Виталий разложил на уступах плоского камня самые неожиданные предметы. Определенно этот молодой человек имел пристрастие к медицинскому оборудованию. Маску я уже упоминала. Но теперь, кроме нее, была еще и грелка с вклеенным в стенку футляром от переходных колец. Пузырек с резиновым клеем, полоски резины, ножницы, фотоаппарат «Зенит», узкопленочная кинокамера по очереди появлялись из рюкзака, Я с интересом смотрела, как он просунул фотоаппарат в прорезь на грелке, тщательно заклеил отверстие полоской резины и… бросил все в воду. Грелка, в которой, кроме аппарата, был и воздух, не утонула, как я ожидала с некоторым страхом, а поплыла, медленно покачиваясь, по воде. Виталий натянул ласты и свою удивительную маску, похожую на зловещую коричневую луну, и кинулся вслед за грелкой. При помощи несложного приспособления из грелки, футляра от колец вместо тубуса с вмазанным в него фильтром ЖС-12 Виталий делал под водой отличные снимки. Но мне даже не было завидно в то время. Все было так ново и так интересно, что фотографирование мерещилось мне тогда как далекое будущее.
Глава 5
В это второе погружение я чувствовала значительно большую уверенность в движениях и смогла все внимание обратить на окружающие меня новые места. Дно понижалось значительно круче, чем на пляже, и через минуту я уже плыла над пейзажем, характерным для всех скалистых участков крымского побережья.
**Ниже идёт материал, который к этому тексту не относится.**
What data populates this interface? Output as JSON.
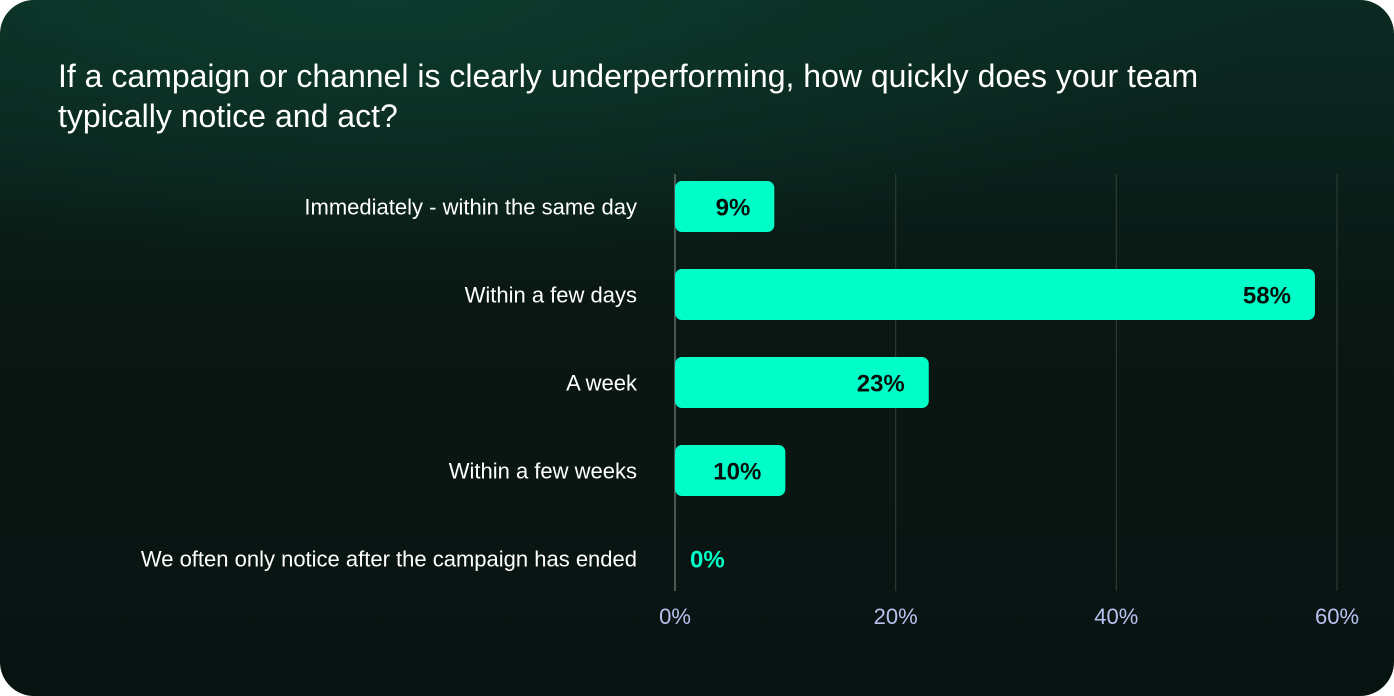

Большие скалы, чьи обросшие водорослями вершины почти касаются поверхности или выступают над ней, прозрачный зеленый сумрак в глубине у их подножия, пухлые перины цистозиры на камнях, темные тени в углублениях и расщелинах, множество мелких рыб вокруг — и в толще воды, и на дне, и на скалах среди цистозиры. Вода была кристально прозрачная.
Меня все еще сбивало с толку свойство воды увеличивать и приближать предметы на одну треть. Поэтому, во-первых, я не сразу научилась узнавать даже знакомых рыб, которые казались значительно крупнее, а во-вторых, обманутая кажущейся близостью предметов, при ловле животных делала неуверенные, неточные движения и, конечно, только их пугала.